FBI / FTC / Interpol · 2025 · 03 · 15 · Incident · ~2 min read
AI voice clone scams hit billions in losses
What's actually new
- $12.5 billion in 2024 fraud losses in the US alone — driven heavily by AI voice cloning and deepfake calls.
- AI voice clones from seconds of audio. Free tools online imitate someone's voice from a 10-second clip, with results convincing enough to fool family members and bank tellers.
- Pig-butchering romance scams + deepfake video calls made traditional 'video chat to verify' useless. Old advice for spotting scams stopped working.
- Corporate impersonation fraud. Multiple multi-million-dollar wire transfers in 2024-2025 were authorised by finance teams who'd just been on a video call with what they thought was their CEO.
If you want more
Worth knowing
- Underreporting is severe. Embarrassment keeps victims silent — actual losses are likely much higher than reported.
- 'AI detection tools' are not a fix. The arms race favours generation, not detection. Don't rely on a tool to tell you a call is fake.

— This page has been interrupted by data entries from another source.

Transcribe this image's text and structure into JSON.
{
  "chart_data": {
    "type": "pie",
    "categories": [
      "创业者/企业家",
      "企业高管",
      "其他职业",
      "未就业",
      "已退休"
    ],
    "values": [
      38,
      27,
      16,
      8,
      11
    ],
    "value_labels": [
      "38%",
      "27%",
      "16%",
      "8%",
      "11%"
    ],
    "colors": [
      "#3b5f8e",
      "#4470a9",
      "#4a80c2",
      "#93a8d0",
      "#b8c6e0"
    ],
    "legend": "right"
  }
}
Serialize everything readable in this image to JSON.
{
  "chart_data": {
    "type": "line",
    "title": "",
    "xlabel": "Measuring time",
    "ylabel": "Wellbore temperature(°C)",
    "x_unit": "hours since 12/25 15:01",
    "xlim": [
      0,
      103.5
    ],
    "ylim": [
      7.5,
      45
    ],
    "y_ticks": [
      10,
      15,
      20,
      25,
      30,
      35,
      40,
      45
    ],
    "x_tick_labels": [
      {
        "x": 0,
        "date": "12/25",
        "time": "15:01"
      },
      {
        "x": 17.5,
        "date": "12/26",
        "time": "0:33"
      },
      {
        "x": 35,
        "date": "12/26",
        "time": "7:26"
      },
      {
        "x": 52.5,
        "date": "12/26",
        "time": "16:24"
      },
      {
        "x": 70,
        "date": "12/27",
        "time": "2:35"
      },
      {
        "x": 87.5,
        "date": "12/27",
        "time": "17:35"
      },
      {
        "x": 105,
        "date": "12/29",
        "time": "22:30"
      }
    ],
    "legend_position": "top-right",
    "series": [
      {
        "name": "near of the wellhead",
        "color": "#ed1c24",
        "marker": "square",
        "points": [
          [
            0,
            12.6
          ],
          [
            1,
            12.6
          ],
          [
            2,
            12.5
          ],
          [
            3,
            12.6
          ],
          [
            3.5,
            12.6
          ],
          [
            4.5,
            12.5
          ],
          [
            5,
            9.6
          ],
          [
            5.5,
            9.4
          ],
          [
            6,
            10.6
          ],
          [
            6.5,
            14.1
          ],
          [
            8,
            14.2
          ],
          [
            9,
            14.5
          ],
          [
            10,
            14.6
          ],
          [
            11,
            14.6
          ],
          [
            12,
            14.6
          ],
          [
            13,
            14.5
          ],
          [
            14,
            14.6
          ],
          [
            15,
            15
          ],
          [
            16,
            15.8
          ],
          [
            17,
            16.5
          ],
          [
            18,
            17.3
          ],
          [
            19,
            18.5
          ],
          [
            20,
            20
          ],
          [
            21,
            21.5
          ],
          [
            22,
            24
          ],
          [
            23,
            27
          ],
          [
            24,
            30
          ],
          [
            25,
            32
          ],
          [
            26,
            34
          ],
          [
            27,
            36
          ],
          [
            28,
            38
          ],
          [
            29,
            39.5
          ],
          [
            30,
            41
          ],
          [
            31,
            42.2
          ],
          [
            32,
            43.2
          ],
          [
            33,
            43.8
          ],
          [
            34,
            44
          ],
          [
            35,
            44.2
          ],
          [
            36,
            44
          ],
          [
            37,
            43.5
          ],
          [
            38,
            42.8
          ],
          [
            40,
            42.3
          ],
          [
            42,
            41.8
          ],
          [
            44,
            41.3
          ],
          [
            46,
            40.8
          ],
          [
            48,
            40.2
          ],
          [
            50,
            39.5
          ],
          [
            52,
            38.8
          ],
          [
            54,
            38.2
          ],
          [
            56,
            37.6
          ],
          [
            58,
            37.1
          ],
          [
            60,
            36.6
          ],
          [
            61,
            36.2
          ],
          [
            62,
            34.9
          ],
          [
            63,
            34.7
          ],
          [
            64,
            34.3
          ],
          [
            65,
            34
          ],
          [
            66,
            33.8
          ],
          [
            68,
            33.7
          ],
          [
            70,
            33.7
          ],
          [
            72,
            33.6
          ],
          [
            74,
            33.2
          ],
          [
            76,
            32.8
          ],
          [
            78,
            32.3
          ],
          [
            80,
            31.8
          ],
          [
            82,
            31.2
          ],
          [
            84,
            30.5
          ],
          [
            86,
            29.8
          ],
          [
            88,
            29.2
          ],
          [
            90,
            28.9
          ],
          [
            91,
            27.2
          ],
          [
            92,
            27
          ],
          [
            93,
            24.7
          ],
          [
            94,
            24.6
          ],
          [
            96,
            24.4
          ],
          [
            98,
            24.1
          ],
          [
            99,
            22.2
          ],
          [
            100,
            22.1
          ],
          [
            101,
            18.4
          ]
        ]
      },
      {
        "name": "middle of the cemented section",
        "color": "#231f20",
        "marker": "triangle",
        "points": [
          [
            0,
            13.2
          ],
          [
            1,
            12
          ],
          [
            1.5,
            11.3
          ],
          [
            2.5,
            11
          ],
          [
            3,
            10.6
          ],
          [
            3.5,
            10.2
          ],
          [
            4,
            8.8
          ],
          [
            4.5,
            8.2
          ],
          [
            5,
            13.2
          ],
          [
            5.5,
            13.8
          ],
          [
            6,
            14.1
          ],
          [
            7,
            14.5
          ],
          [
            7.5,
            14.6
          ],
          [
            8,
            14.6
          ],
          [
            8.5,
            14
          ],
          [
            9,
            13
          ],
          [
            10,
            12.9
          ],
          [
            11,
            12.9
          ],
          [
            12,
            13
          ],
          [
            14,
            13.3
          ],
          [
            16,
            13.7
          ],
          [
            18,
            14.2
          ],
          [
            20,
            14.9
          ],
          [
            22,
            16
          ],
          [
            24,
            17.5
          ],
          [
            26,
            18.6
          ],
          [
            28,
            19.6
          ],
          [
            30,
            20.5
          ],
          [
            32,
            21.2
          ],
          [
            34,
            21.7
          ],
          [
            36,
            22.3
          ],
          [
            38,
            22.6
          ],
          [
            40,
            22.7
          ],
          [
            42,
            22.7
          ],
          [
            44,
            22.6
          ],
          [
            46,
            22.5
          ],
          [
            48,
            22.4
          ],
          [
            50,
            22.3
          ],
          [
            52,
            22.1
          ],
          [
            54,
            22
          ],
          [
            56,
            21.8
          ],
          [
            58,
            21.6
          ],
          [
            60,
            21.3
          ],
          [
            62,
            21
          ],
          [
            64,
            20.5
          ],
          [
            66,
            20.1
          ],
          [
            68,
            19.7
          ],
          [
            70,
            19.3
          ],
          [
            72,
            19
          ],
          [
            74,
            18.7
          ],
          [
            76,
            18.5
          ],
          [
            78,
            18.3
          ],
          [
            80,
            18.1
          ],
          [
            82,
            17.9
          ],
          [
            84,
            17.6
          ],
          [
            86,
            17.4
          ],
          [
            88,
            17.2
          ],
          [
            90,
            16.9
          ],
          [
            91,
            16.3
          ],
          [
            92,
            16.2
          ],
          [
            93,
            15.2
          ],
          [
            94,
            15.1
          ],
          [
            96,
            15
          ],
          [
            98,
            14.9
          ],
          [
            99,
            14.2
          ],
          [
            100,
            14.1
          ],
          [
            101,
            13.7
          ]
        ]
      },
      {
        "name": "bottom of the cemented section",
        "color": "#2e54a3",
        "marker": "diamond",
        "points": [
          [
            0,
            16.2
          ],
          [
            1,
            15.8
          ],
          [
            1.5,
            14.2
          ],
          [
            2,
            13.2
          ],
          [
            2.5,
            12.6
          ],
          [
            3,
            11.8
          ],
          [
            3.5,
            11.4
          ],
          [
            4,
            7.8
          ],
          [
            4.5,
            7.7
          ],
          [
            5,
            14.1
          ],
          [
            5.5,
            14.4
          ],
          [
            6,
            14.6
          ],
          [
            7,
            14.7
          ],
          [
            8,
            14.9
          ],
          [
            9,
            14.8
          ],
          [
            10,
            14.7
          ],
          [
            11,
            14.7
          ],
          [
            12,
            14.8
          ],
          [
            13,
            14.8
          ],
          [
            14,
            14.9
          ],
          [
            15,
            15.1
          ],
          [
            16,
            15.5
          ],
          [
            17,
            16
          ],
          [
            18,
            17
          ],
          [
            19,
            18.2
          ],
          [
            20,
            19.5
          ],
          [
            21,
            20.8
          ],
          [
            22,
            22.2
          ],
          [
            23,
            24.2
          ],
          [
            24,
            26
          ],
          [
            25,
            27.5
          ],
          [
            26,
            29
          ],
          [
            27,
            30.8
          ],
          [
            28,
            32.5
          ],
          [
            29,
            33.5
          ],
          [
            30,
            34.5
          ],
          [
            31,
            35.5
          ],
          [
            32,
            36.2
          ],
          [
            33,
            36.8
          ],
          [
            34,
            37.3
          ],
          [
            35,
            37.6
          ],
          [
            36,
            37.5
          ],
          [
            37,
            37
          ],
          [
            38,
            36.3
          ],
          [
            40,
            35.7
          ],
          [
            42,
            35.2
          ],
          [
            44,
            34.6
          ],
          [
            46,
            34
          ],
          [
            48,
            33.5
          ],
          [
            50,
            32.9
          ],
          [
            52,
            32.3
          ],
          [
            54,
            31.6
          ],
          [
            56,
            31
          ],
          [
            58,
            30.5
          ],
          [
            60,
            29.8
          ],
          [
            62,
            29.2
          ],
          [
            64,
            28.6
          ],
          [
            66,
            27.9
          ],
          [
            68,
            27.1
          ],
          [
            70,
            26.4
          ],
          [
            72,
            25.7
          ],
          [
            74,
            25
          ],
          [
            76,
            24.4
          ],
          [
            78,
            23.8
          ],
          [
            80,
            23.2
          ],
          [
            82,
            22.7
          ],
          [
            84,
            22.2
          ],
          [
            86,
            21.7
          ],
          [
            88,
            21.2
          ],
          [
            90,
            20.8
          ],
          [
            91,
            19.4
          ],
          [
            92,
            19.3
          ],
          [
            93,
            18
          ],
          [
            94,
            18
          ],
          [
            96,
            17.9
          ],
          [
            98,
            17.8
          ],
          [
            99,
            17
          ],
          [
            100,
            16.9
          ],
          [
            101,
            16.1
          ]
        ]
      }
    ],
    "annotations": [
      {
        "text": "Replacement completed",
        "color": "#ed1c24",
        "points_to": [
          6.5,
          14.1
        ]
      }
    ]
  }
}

- Most laws weren't ready. By 2025-2026 a few US states had voice-cloning fraud statutes; most countries still relied on general fraud laws that hadn't been updated for AI.
Who should care
Anyone with elderly parents or grandparents — they're the highest-loss demographic. Anyone in a finance or executive-assistant role who handles wire transfers. Anyone on dating apps. Companies that pay invoices based on phone or email instructions. Parents whose teenagers' voices are on TikTok.
What to do about it
Set up a family safe word (see the Plain AI topic of the same name) — a single odd word that you and your loved ones use to confirm a real distress call. If a 'family member' calls in trouble and can't say the word, hang up. For business: require call-back to a known number for any wire-transfer instruction received via voice or video. Don't trust the caller ID. Don't trust the voice. Don't trust the video.
Honest take
Voice clone fraud is the AI story most commonly affecting people who have nothing to do with AI. The technology is simple, free, and unregulated; the people most vulnerable are the ones least equipped to suspect it. The slow-motion regulatory response is the failure here — by the time most countries pass meaningful laws, the playbook will be three generations old. The honest advice in 2025-2026: assume any unexpected voice call asking for money is a scam until proven otherwise. That's a depressing posture, but it's the safe one.